Some people caught a glimpse of what the Bush administration considers top-level secrecy priority last week. I'm speaking, of course, of the fact the vice president shot a guy in the face and then didn't tell anybody for a whole day. But, it goes much, much deeper down the rabbit hole.
But because the reclassification program is itself shrouded in secrecy — governed by a still-classified memorandum that prohibits the National Archives even from saying which agencies are involved — it continued virtually without outside notice until December. That was when an intelligence historian, Matthew M. Aid, noticed that dozens of documents he had copied years ago had been withdrawn from the archives' open shelves.
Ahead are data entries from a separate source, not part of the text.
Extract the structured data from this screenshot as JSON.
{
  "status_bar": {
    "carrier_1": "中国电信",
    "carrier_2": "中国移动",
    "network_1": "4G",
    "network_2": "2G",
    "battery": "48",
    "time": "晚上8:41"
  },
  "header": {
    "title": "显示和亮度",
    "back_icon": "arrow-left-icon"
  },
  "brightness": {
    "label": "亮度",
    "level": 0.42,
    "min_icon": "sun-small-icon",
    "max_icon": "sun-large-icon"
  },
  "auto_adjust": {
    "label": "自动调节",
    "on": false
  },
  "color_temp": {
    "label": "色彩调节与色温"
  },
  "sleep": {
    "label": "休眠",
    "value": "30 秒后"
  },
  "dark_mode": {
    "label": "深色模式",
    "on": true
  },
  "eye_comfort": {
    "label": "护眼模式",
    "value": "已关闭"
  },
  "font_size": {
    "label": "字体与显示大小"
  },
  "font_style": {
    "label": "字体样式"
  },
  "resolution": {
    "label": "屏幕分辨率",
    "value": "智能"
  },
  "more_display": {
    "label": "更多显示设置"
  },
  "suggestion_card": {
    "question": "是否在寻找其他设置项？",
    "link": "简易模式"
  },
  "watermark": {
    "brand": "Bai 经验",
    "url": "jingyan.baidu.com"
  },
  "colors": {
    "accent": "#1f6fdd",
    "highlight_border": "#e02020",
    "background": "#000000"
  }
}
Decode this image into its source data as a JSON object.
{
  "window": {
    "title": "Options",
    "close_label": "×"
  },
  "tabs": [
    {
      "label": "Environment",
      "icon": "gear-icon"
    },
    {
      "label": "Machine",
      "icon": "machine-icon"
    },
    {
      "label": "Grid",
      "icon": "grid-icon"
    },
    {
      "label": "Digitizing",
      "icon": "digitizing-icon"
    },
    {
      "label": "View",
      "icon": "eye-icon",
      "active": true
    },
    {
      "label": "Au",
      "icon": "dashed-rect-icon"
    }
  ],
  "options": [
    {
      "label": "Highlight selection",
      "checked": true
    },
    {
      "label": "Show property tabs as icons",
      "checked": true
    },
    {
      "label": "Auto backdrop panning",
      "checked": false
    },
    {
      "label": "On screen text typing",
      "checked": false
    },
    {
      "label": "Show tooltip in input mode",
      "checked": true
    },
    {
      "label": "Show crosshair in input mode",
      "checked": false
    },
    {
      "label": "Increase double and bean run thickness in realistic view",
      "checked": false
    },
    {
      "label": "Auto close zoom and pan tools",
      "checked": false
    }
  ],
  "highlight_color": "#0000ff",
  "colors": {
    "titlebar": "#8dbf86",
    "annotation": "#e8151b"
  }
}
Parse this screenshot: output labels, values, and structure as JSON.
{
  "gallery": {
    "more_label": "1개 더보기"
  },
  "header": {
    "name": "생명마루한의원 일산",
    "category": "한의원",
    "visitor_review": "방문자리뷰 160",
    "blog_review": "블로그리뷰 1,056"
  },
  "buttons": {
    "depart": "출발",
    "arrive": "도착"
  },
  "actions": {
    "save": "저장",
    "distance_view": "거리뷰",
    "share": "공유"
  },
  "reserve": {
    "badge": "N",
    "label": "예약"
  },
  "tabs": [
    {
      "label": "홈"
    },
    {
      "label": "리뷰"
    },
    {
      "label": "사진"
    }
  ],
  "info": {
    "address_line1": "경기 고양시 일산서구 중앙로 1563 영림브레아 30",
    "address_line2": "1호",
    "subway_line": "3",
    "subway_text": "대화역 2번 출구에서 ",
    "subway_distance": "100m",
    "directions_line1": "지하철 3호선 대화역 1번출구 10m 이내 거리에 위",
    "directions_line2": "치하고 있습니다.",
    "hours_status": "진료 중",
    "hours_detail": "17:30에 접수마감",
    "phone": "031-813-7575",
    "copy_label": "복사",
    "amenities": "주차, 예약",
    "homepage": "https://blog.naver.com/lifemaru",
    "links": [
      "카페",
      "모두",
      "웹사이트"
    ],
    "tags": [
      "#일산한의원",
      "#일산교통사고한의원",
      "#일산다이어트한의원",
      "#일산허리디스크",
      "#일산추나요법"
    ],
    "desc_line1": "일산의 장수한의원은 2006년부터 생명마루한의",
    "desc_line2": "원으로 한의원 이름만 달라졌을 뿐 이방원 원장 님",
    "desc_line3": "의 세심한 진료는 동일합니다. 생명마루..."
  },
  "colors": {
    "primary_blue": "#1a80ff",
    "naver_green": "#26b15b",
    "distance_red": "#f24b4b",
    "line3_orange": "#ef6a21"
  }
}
Mr. Aid was struck by what seemed to him the innocuous contents of the documents — mostly decades-old State Department reports from the Korean War and the early cold war. He found that eight reclassified documents had been previously published in the State Department's history series, "Foreign Relations of the United States."
"The stuff they pulled should never have been removed," he said. "Some of it is mundane, and some of it is outright ridiculous."
Things that are published in books that, if you are a nerd like me, you may even have on your book shelf are now classified. That means you cannot go to the National Archives and read them, but you can possibly see photocopies on the Internet.
And it is documents that don't really need to be secret. Maybe someone should let the federal government know that we know there was a war in Korea in the 1950s.
Under existing guidelines, government documents are supposed to be declassified after 25 years unless there is particular reason to keep them secret. While some of the choices made by the security reviewers at the archives are baffling, others seem guided by an old bureaucratic reflex: to cover up embarrassments, even if they occurred a half-century ago.
So, some of this is about covering up bloopers. Now we know where Cheney gets his habit: He gets it from watching others. Just like drugs.
Someone, should tell them that in a free and open society, we're supposed to have more information, not less. I'm not going to tell them. Nobody listens to me anyway. But someone should.